Exercise as Mono Therapy  

  • It is emphasized that exercise, as a single agent or mono therapy treatment, is not expected to cure cancer. The best-case scenarios from these studies involve slowing the progression of cancer rather than complete elimination. 

Mechanisms for Improved Responses  

  • The presenter explains that exercise improves the response of tumors to drugs, even in scenarios where exercise alone does not show significant effects. The mechanisms for this improvement include enhanced angiogenesis, improved intratumoral vascularization, and increased blood flow into tumors, leading to better drug delivery. 

I think all three presenters presented insightful data. And I am not disputing the scientific fact that obesity is truly a breast cancer risk. The strategies listed by the panelists which include exercise, a controlled diet, and using novel drugs to induce weight loss leads to a healthier society, are all reasonable stances to reduce the risk of breast cancer and improve treatment outcomes for people living with this disease. However, the data presented throughout all presentations showed that America is an obese country. This means obesity is a breast cancer risk factor and the cause of a myriad of other diseases, and given such, this is a public health crisis. However, the method to address this complex matter is still not talked about enough. This is why one of my main concerns—the same as last year—is inequity. 
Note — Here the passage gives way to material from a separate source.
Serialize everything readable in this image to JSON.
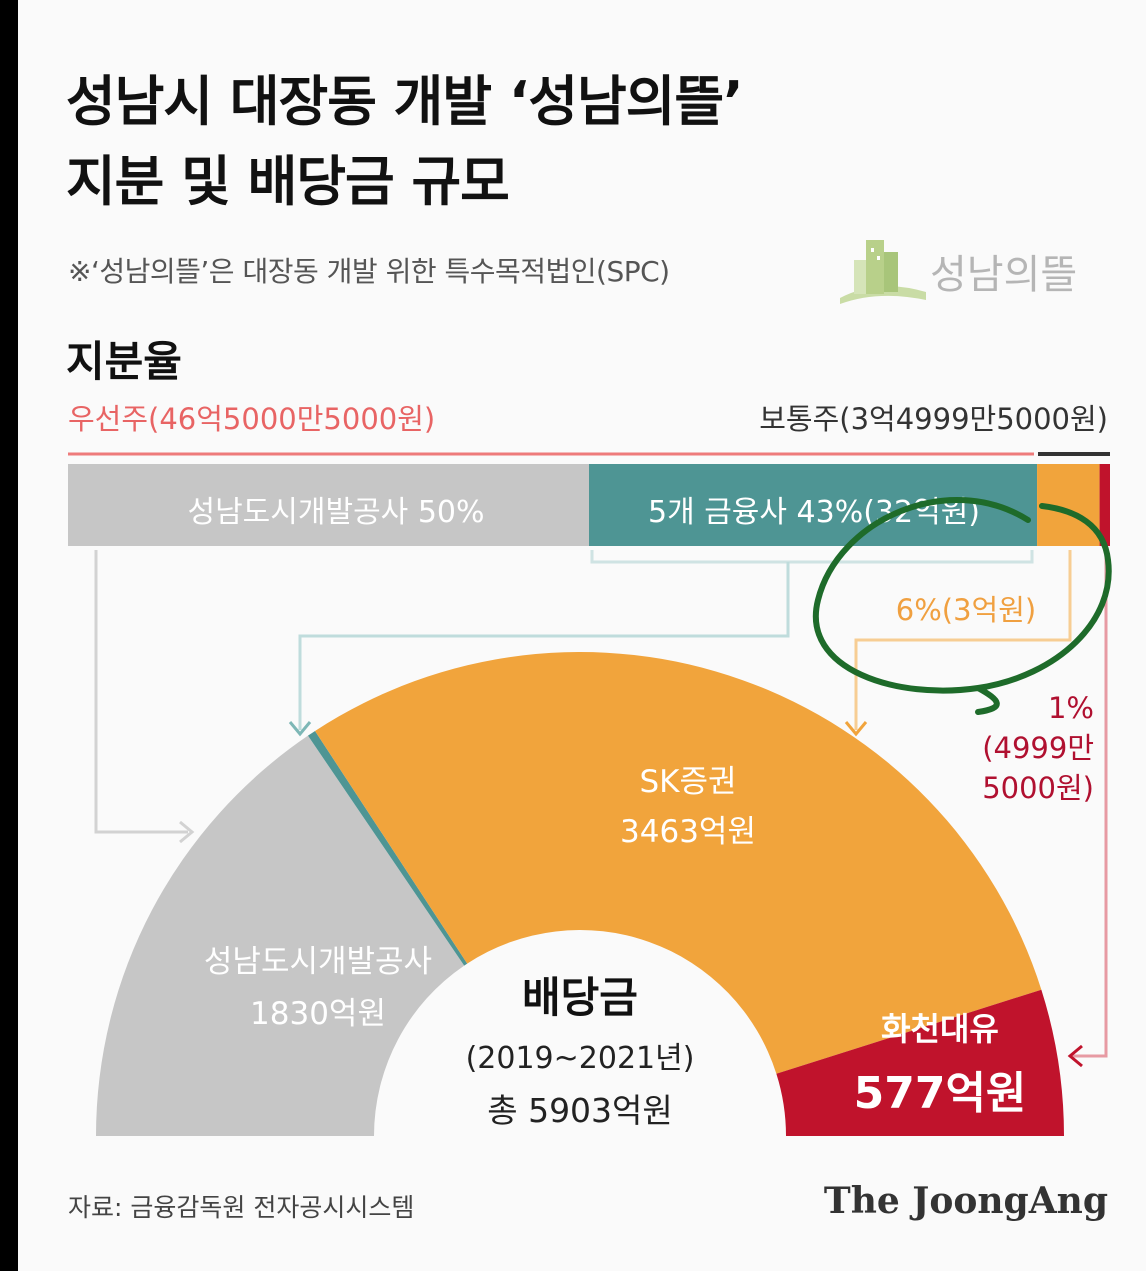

Obesity, similar to breast cancer, is a complex public health crisis. It is fueled by multiple intersectional causes. For example, how many people have access to a quality fitness trainer? Taking this question a bit further, how many people can afford to pay a fitness and nutritional coach for an individualized lifestyle plan? Food deserts, food swamps, the ongoing climate crisis, economic insecurity, and declining mental and emotional well-being are justice issues that have been linked to obesity in many individuals. This year again, I am reiterating that we need systemic change to address and end not just the obesity crisis but also the breast cancer crisis.